О «Казахстане», кажется, рассказано всё, нет статьи или книги про Балтику сорок первого года, где так или иначе не упомянули бы «Казахстан». И это естественно: он и был тем единственным из двадцати девяти крупных транспортов, который все же дошел до Кронштадта. А вот июльский подвиг всегда замалчивался, потому что он связан с именем, которое было на долгие годы из обращения исключено. В 1961 году доброе имя этого человека восстановил трибунал по почину старого морского журналиста из газеты «Водный транспорт» Георгия Александровича Брегмана. Калитаев — его юношеская репортерская привязанность, он узнал его, еще бегая хроникером ленинградского [59] отделения «Комсомольской правды» по причалам морского порта, и, как часто бывает у журналистов, разглядел в нем настоящего моряка. А потом каждый поступок избранного героя становился личной радостью для репортера, втайне мечтавшего когда-нибудь и что-нибудь о нем написать. Во время войны, лежа после ранения в госпитале, репортер узнал о постигшей капитана беде, но единственно, что мог сделать, выйдя из госпиталя, расспрашивать и расспрашивать тех, кто не вычеркнул Калитаева из памяти. Таких было много, все старые моряки считали, что Калитаев не мог совершить ничего худого в жизни, но только в шестидесятые годы это удалось доказать. Друзья добились пересмотра забытого дела Вячеслава Калитаева. Но вот годы идут, а во всех изданиях и переизданиях, где упоминается «Казахстан», по инерции пишут так, словно ничего не изменилось. Никто теперь его не хулит, но никто и не поминает добром — нет человека, будто и не было. Потому есть смысл вернуться к старым записям про этот транспорт.

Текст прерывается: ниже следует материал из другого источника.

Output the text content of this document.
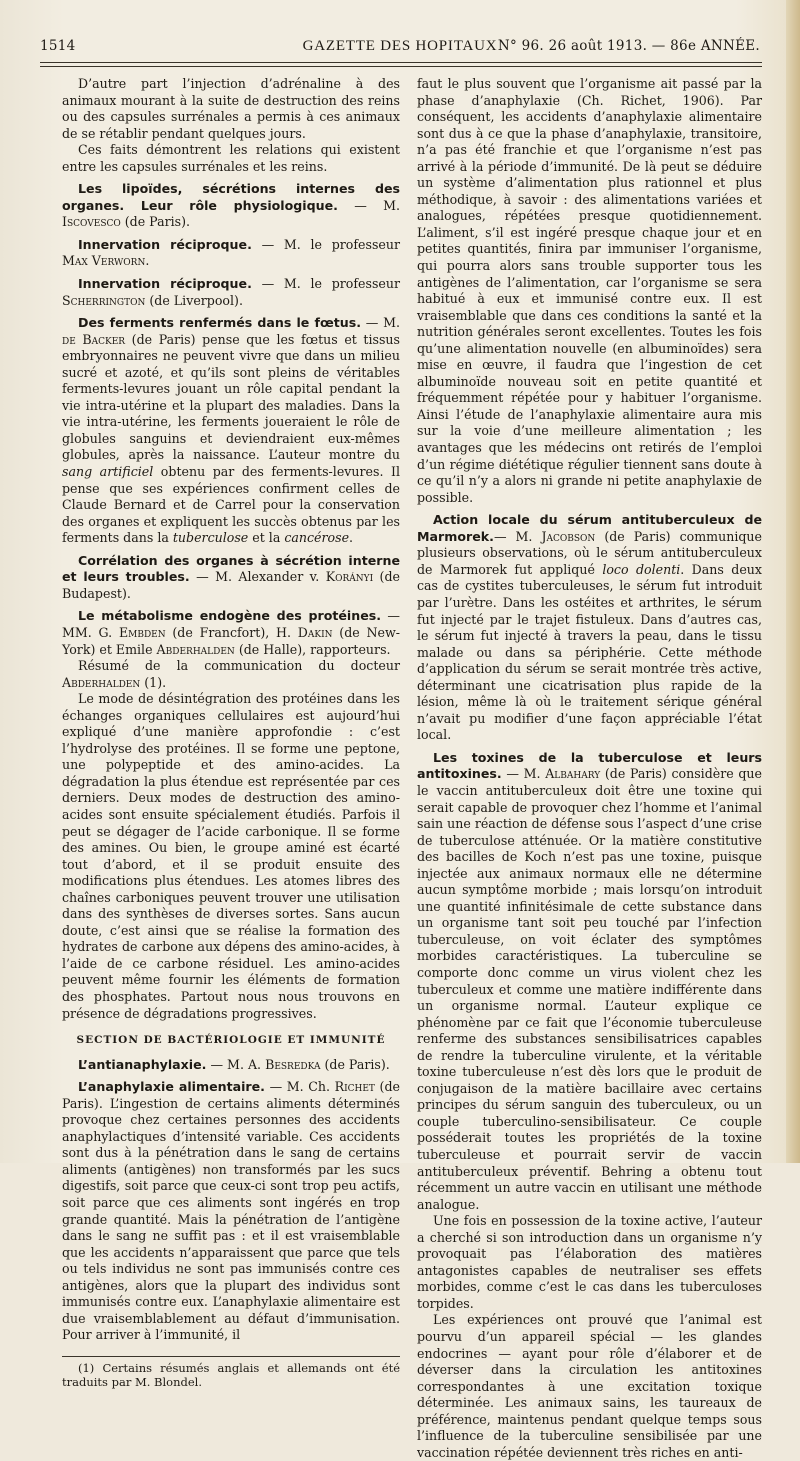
1514	GAZETTE DES HOPITAUX N° 96. 26 août 1913. — 86e ANNÉE.

D’autre part l’injection d’adrénaline à des animaux mourant à la suite de destruction des reins ou des capsules surrénales a permis à ces animaux de se rétablir pendant quelques jours.

Ces faits démontrent les relations qui existent entre les capsules surrénales et les reins.

Les lipoïdes, sécrétions internes des organes. Leur rôle physiologique. — M. Iscovesco (de Paris).

Innervation réciproque. — M. le professeur Max Verworn.

Innervation réciproque. — M. le professeur Scherrington (de Liverpool).

Des ferments renfermés dans le fœtus. — M. de Backer (de Paris) pense que les fœtus et tissus embryonnaires ne peuvent vivre que dans un milieu sucré et azoté, et qu’ils sont pleins de véritables ferments-levures jouant un rôle capital pendant la vie intra-utérine et la plupart des maladies. Dans la vie intra-utérine, les ferments joueraient le rôle de globules sanguins et deviendraient eux-mêmes globules, après la naissance. L’auteur montre du sang artificiel obtenu par des ferments-levures. Il pense que ses expériences confirment celles de Claude Bernard et de Carrel pour la conservation des organes et expliquent les succès obtenus par les ferments dans la tuberculose et la cancérose.

Corrélation des organes à sécrétion interne et leurs troubles. — M. Alexander v. Korányi (de Budapest).

Le métabolisme endogène des protéines. — MM. G. Embden (de Francfort), H. Dakin (de New-York) et Emile Abderhalden (de Halle), rapporteurs.

Résumé de la communication du docteur Abderhalden (1).

Le mode de désintégration des protéines dans les échanges organiques cellulaires est aujourd’hui expliqué d’une manière approfondie : c’est l’hydrolyse des protéines. Il se forme une peptone, une polypeptide et des amino-acides. La dégradation la plus étendue est représentée par ces derniers. Deux modes de destruction des amino-acides sont ensuite spécialement étudiés. Parfois il peut se dégager de l’acide carbonique. Il se forme des amines. Ou bien, le groupe aminé est écarté tout d’abord, et il se produit ensuite des modifications plus étendues. Les atomes libres des chaînes carboniques peuvent trouver une utilisation dans des synthèses de diverses sortes. Sans aucun doute, c’est ainsi que se réalise la formation des hydrates de carbone aux dépens des amino-acides, à l’aide de ce carbone résiduel. Les amino-acides peuvent même fournir les éléments de formation des phosphates. Partout nous nous trouvons en présence de dégradations progressives.

SECTION DE BACTÉRIOLOGIE ET IMMUNITÉ

L’antianaphylaxie. — M. A. Besredka (de Paris).

L’anaphylaxie alimentaire. — M. Ch. Richet (de Paris). L’ingestion de certains aliments déterminés provoque chez certaines personnes des accidents anaphylactiques d’intensité variable. Ces accidents sont dus à la pénétration dans le sang de certains aliments (antigènes) non transformés par les sucs digestifs, soit parce que ceux-ci sont trop peu actifs, soit parce que ces aliments sont ingérés en trop grande quantité. Mais la pénétration de l’antigène dans le sang ne suffit pas : et il est vraisemblable que les accidents n’apparaissent que parce que tels ou tels individus ne sont pas immunisés contre ces antigènes, alors que la plupart des individus sont immunisés contre eux. L’anaphylaxie alimentaire est due vraisemblablement au défaut d’immunisation. Pour arriver à l’immunité, il

(1) Certains résumés anglais et allemands ont été traduits par M. Blondel.

faut le plus souvent que l’organisme ait passé par la phase d’anaphylaxie (Ch. Richet, 1906). Par conséquent, les accidents d’anaphylaxie alimentaire sont dus à ce que la phase d’anaphylaxie, transitoire, n’a pas été franchie et que l’organisme n’est pas arrivé à la période d’immunité. De là peut se déduire un système d’alimentation plus rationnel et plus méthodique, à savoir : des alimentations variées et analogues, répétées presque quotidiennement. L’aliment, s’il est ingéré presque chaque jour et en petites quantités, finira par immuniser l’organisme, qui pourra alors sans trouble supporter tous les antigènes de l’alimentation, car l’organisme se sera habitué à eux et immunisé contre eux. Il est vraisemblable que dans ces conditions la santé et la nutrition générales seront excellentes. Toutes les fois qu’une alimentation nouvelle (en albuminoïdes) sera mise en œuvre, il faudra que l’ingestion de cet albuminoïde nouveau soit en petite quantité et fréquemment répétée pour y habituer l’organisme. Ainsi l’étude de l’anaphylaxie alimentaire aura mis sur la voie d’une meilleure alimentation ; les avantages que les médecins ont retirés de l’emploi d’un régime diététique régulier tiennent sans doute à ce qu’il n’y a alors ni grande ni petite anaphylaxie de possible.

Action locale du sérum antituberculeux de Marmorek.— M. Jacobson (de Paris) communique plusieurs observations, où le sérum antituberculeux de Marmorek fut appliqué loco dolenti. Dans deux cas de cystites tuberculeuses, le sérum fut introduit par l’urètre. Dans les ostéites et arthrites, le sérum fut injecté par le trajet fistuleux. Dans d’autres cas, le sérum fut injecté à travers la peau, dans le tissu malade ou dans sa périphérie. Cette méthode d’application du sérum se serait montrée très active, déterminant une cicatrisation plus rapide de la lésion, même là où le traitement sérique général n’avait pu modifier d’une façon appréciable l’état local.

Les toxines de la tuberculose et leurs antitoxines. — M. Albahary (de Paris) considère que le vaccin antituberculeux doit être une toxine qui serait capable de provoquer chez l’homme et l’animal sain une réaction de défense sous l’aspect d’une crise de tuberculose atténuée. Or la matière constitutive des bacilles de Koch n’est pas une toxine, puisque injectée aux animaux normaux elle ne détermine aucun symptôme morbide ; mais lorsqu’on introduit une quantité infinitésimale de cette substance dans un organisme tant soit peu touché par l’infection tuberculeuse, on voit éclater des symptômes morbides caractéristiques. La tuberculine se comporte donc comme un virus violent chez les tuberculeux et comme une matière indifférente dans un organisme normal. L’auteur explique ce phénomène par ce fait que l’économie tuberculeuse renferme des substances sensibilisatrices capables de rendre la tuberculine virulente, et la véritable toxine tuberculeuse n’est dès lors que le produit de conjugaison de la matière bacillaire avec certains principes du sérum sanguin des tuberculeux, ou un couple tuberculino-sensibilisateur. Ce couple posséderait toutes les propriétés de la toxine tuberculeuse et pourrait servir de vaccin antituberculeux préventif. Behring a obtenu tout récemment un autre vaccin en utilisant une méthode analogue.

Une fois en possession de la toxine active, l’auteur a cherché si son introduction dans un organisme n’y provoquait pas l’élaboration des matières antagonistes capables de neutraliser ses effets morbides, comme c’est le cas dans les tuberculoses torpides.

Les expériences ont prouvé que l’animal est pourvu d’un appareil spécial — les glandes endocrines — ayant pour rôle d’élaborer et de déverser dans la circulation les antitoxines correspondantes à une excitation toxique déterminée. Les animaux sains, les taureaux de préférence, maintenus pendant quelque temps sous l’influence de la tuberculine sensibilisée par une vaccination répétée deviennent très riches en anti-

Эвакуацию Таллина начали днем 27 августа одновременно с нашей сильной контратакой на разных участках сухопутья. Сотни груженных ранеными, эвакуируемыми, бойцами, промышленным оборудованием и боевой техникой кораблей и судов собрались в колонны в районе острова Нарген. «Казахстан» грузили тогда, когда немцы уже рвались к «Русалке» в парк Кадриорг. Над берегом болтались аэростаты, корректирующие огонь фашистских орудий и тяжелых минометов по гаваням и по внешнему рейду. «Казахстан» принял три с половиной тысячи пассажиров, большей частью, это были раненые бойцы, женщины с детьми, матросы и офицеры.

Утром 29 августа возле острова Нарген «Казахстан» вошел в общий кильватерный строй. Этот строй вытянулся на несколько десятков миль и разделился на караваны. Предстояло пройти 220 миль — через минные поля, под огнем тяжелых береговых батарей справа и слева, под ударами бомбардировщиков и штурмовиков, отражая атаки подводных лодок и торпедных катеров. И главное, без защиты с воздуха, без прикрытия, потому что все аэродромы на побережье уже были нами потеряны, а до аэродромов Ленинграда далеко. Люди, тысячи и тысячи людей, военных и гражданских, раненых и здоровых, были всюду — и на боевых кораблях, и на транспортах, и на тральщиках, [60] и на катерах, и на портовых буксирах, и на карликовых шаландах. Тральщики, а их было не так уж много, расчищали путь от бесчисленных мин, выводили из-под удара боевые корабли, которым предназначалось оборонять Ленинград. Но некому было подсеченные мины расстреливать; отведенные от впереди идущих судов, мины оставались на поверхности, был шторм, он нес ночью мины на фарватер, по которому шел последний, девятый, караван.

Капитаны помнят и вновь вспоминают таллинский переход. Раны рубцуются, но не заживают.

Вначале отстал «Казахстан», отстал потому, что в спардек попала бомба — она повредила машину, вызвала пожар. Потом ночью подорвалась на плавающих минах «Луга». Позади нее шел теплоход «Вторая пятилетка». С его мостика видели пламя внезапного взрыва впереди, задранную корму и оголенный винт «Луги». В ее носовом трюме лежали триста раненых — их затопило сразу. Переборки других трюмов выдержали внезапный удар, и людей оттуда удалось спасти. Тральщики, катера, шаланды шныряли возле погибающей «Луги», собирая живых. Ее капитан и двенадцать матросов перешли на идущую позади «Вторую пятилетку».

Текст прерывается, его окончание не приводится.